PoseBusters: AI-based docking methods fail to generate physically valid poses or generalise to novel sequences
Buttenschoen M., Morris GM., Deane CM.
The last few years have seen the development of numerous deep learning-based protein-ligand docking methods. They offer huge promise in terms of speed and accuracy. However, despite claims of state-of-the-art performance in terms of crystallographic root-mean-square deviation (RMSD), upon closer inspection, it has become apparent that they often produce physically implausible molecular structures. It is therefore not sufficient to evaluate these methods solely by RMSD to a native binding mode. It is vital, particularly for deep learning-based methods, that they are also evaluated on steric and energetic criteria. We present PoseBusters, a Python package that performs a series of standard quality checks using the well-established cheminformatics toolkit RDKit. The PoseBusters test suite validates chemical and geometric consistency of a ligand including its stereochemistry, and the physical plausibility of intra- and intermolecular measurements such as the planarity of aromatic rings, standard bond lengths, and protein-ligand clashes. Only methods that both pass these checks and predict native-like binding modes should be classed as having “state-of-the-art” performance. We use PoseBusters to compare five deep learning-based docking methods (DeepDock, DiffDock, EquiBind, TankBind, and Uni-Mol) and two well-established standard docking methods (AutoDock Vina and CCDC Gold) with and without an additional post-prediction energy minimisation step using a molecular mechanics force field.
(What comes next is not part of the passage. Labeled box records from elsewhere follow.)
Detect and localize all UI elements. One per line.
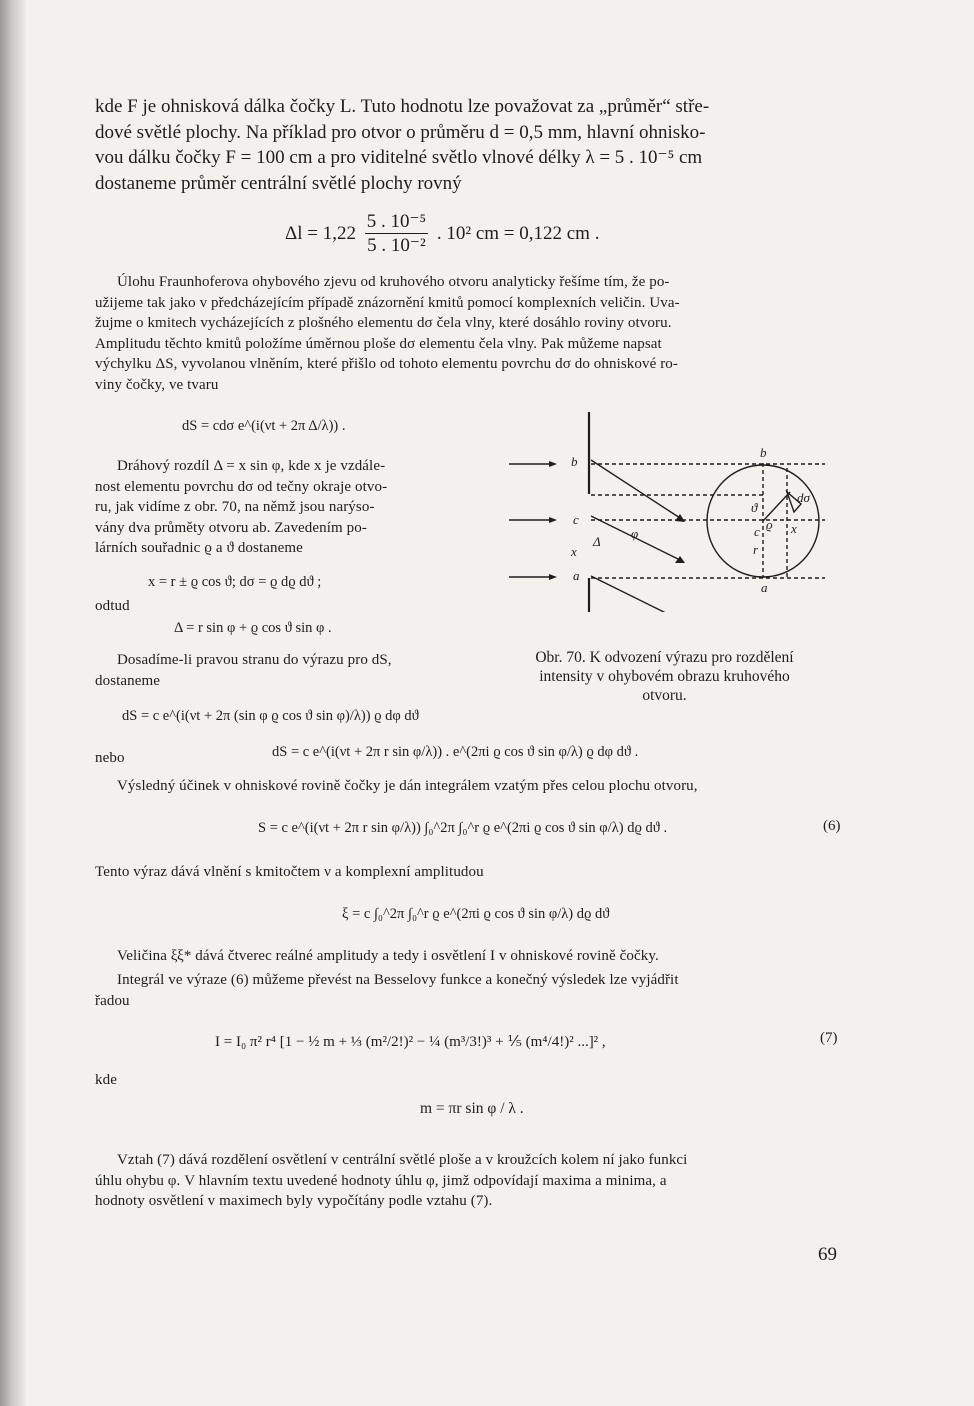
fig-label-b-right: b [760,445,767,460]
word-nebo: nebo [95,750,125,766]
fig-label-dsigma: dσ [797,490,810,505]
eq-delta-l-lhs: Δl = 1,22 [285,223,356,244]
paragraph-intensity: Veličina ξξ* dává čtverec reálné amplitudy a tedy i osvětlení I v ohniskové rovině čočky. [117,948,659,964]
para7-line-2: řadou [95,992,130,1009]
word-kde: kde [95,1072,117,1088]
para3-line-1: Dosadíme-li pravou stranu do výrazu pro dS, [117,652,392,668]
intro-line-2: dové světlé plochy. Na příklad pro otvor o průměru d = 0,5 mm, hlavní ohnisko- [95,121,706,143]
equation-delta-l [285,210,599,257]
paragraph-bessel [95,970,843,1011]
fig-label-c-left: c [573,512,579,527]
equation-delta: Δ = r sin φ + ϱ cos ϑ sin φ . [174,620,332,636]
paragraph-distribution [95,1150,843,1212]
equation-dS-2: dS = c e^(i(νt + 2π (sin φ ϱ cos ϑ sin φ)/λ)) ϱ dφ dϑ [122,708,419,724]
equation-m: m = πr sin φ / λ . [420,1100,524,1117]
intro-line-1: kde F je ohnisková dálka čočky L. Tuto hodnotu lze považovat za „průměr“ stře- [95,96,710,117]
fig-label-c-right: c [754,524,760,539]
equation-x-dsigma: x = r ± ϱ cos ϑ; dσ = ϱ dϱ dϑ ; [148,574,322,590]
intro-line-3: vou dálku čočky F = 100 cm a pro viditelné světlo vlnové délky λ = 5 . 10⁻⁵ cm [95,147,703,168]
fig-label-phi: φ [631,526,639,541]
equation-S: S = c e^(i(νt + 2π r sin φ/λ)) ∫₀^2π ∫₀^r ϱ e^(2πi ϱ cos ϑ sin φ/λ) dϱ dϑ . [258,820,668,836]
caption-line-1: Obr. 70. K odvození výrazu pro rozdělení [535,649,794,666]
caption-line-2: intensity v ohybovém obrazu kruhového [539,668,790,685]
paragraph-path-difference [95,456,470,559]
para1-line-1: Úlohu Fraunhoferova ohybového zjevu od kruhového otvoru analyticky řešíme tím, že po- [117,274,670,290]
para8-line-3: hodnoty osvětlení v maximech byly vypočítány podle vztahu (7). [95,1193,493,1209]
para2-line-1: Dráhový rozdíl Δ = x sin φ, kde x je vzdále- [117,458,386,474]
fig-label-r: r [753,542,759,557]
para2-line-2: nost elementu povrchu dσ od tečny okraje otvo- [95,478,388,495]
paragraph-amplitude: Tento výraz dává vlnění s kmitočtem ν a komplexní amplitudou [95,864,484,880]
para2-line-5: lárních souřadnic ϱ a ϑ dostaneme [95,540,303,556]
intro-line-4: dostaneme průměr centrální světlé plochy rovný [95,172,462,194]
equation-xi: ξ = c ∫₀^2π ∫₀^r ϱ e^(2πi ϱ cos ϑ sin φ/λ) dϱ dϑ [342,906,610,922]
para2-line-4: vány dva průměty otvoru ab. Zavedením po- [95,519,367,536]
caption-line-3: otvoru. [642,687,687,704]
para1-line-2: užijeme tak jako v předcházejícím případě znázornění kmitů pomocí komplexních veličin. Uva- [95,294,680,311]
fig-label-b-left: b [571,454,578,469]
paragraph-fraunhofer [95,272,843,395]
eq-delta-l-rhs: . 10² cm = 0,122 cm . [436,223,600,244]
equation-number-7: (7) [820,1030,838,1046]
fig-label-a-right: a [761,580,768,595]
para8-line-1: Vztah (7) dává rozdělení osvětlení v centrální světlé ploše a v kroužcích kolem ní jako funkci [117,1152,688,1168]
para3-line-2: dostaneme [95,672,161,689]
equation-I: I = I₀ π² r⁴ [1 − ½ m + ⅓ (m²/2!)² − ¼ (m³/3!)³ + ⅕ (m⁴/4!)² ...]² , [215,1034,606,1050]
fig-label-x-left: x [571,544,577,559]
word-odtud: odtud [95,598,130,614]
para1-line-4: Amplitudu těchto kmitů položíme úměrnou ploše dσ elementu čela vlny. Pak můžeme napsat [95,335,662,352]
intro-paragraph [95,94,843,196]
paragraph-result: Výsledný účinek v ohniskové rovině čočky je dán integrálem vzatým přes celou plochu otvoru, [117,778,698,794]
fig-label-delta: Δ [593,534,601,549]
figure-70 [505,412,845,612]
figure-caption [492,648,837,705]
fig-label-a-left: a [573,568,580,583]
paragraph-substitute [95,650,470,691]
page-number: 69 [818,1244,837,1265]
para1-line-6: viny čočky, ve tvaru [95,376,219,393]
eq-delta-l-fraction [365,210,428,257]
equation-dS-1: dS = cdσ e^(i(νt + 2π Δ/λ)) . [182,418,346,434]
fig-label-x-right: x [791,521,797,536]
fig-label-rho: ϱ [766,517,773,532]
para1-line-3: žujme o kmitech vycházejících z plošného elementu dσ čela vlny, které dosáhlo roviny otvoru. [95,315,672,331]
eq-delta-l-numerator: 5 . 10⁻⁵ [366,211,427,232]
para1-line-5: výchylku ΔS, vyvolanou vlněním, které přišlo od tohoto elementu povrchu dσ do ohniskové ro- [95,356,678,372]
eq-delta-l-denominator: 5 . 10⁻² [367,235,426,256]
equation-dS-3: dS = c e^(i(νt + 2π r sin φ/λ)) . e^(2πi ϱ cos ϑ sin φ/λ) ϱ dφ dϑ . [272,744,639,760]
equation-number-6: (6) [823,818,841,834]
para7-line-1: Integrál ve výraze (6) můžeme převést na Besselovy funkce a konečný výsledek lze vyjádřit [117,972,679,988]
fig-label-theta: ϑ [751,500,758,515]
para2-line-3: ru, jak vidíme z obr. 70, na němž jsou narýso- [95,499,375,515]
para8-line-2: úhlu ohybu φ. V hlavním textu uvedené hodnoty úhlu φ, jimž odpovídají maxima a minima, a [95,1172,667,1189]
We show that both in terms of physical plausibility and the ability to generalise to examples that are distinct from the training data, no deep learning-based method yet outperforms classical docking tools. In addition, we find that molecular mechanics force fields contain docking-relevant physics missing from deep-learning methods. PoseBusters allows practitioners to assess docking and molecular generation methods and may inspire new inductive biases still required to improve deep learning-based methods, which will help drive the development of more accurate and more realistic predictions.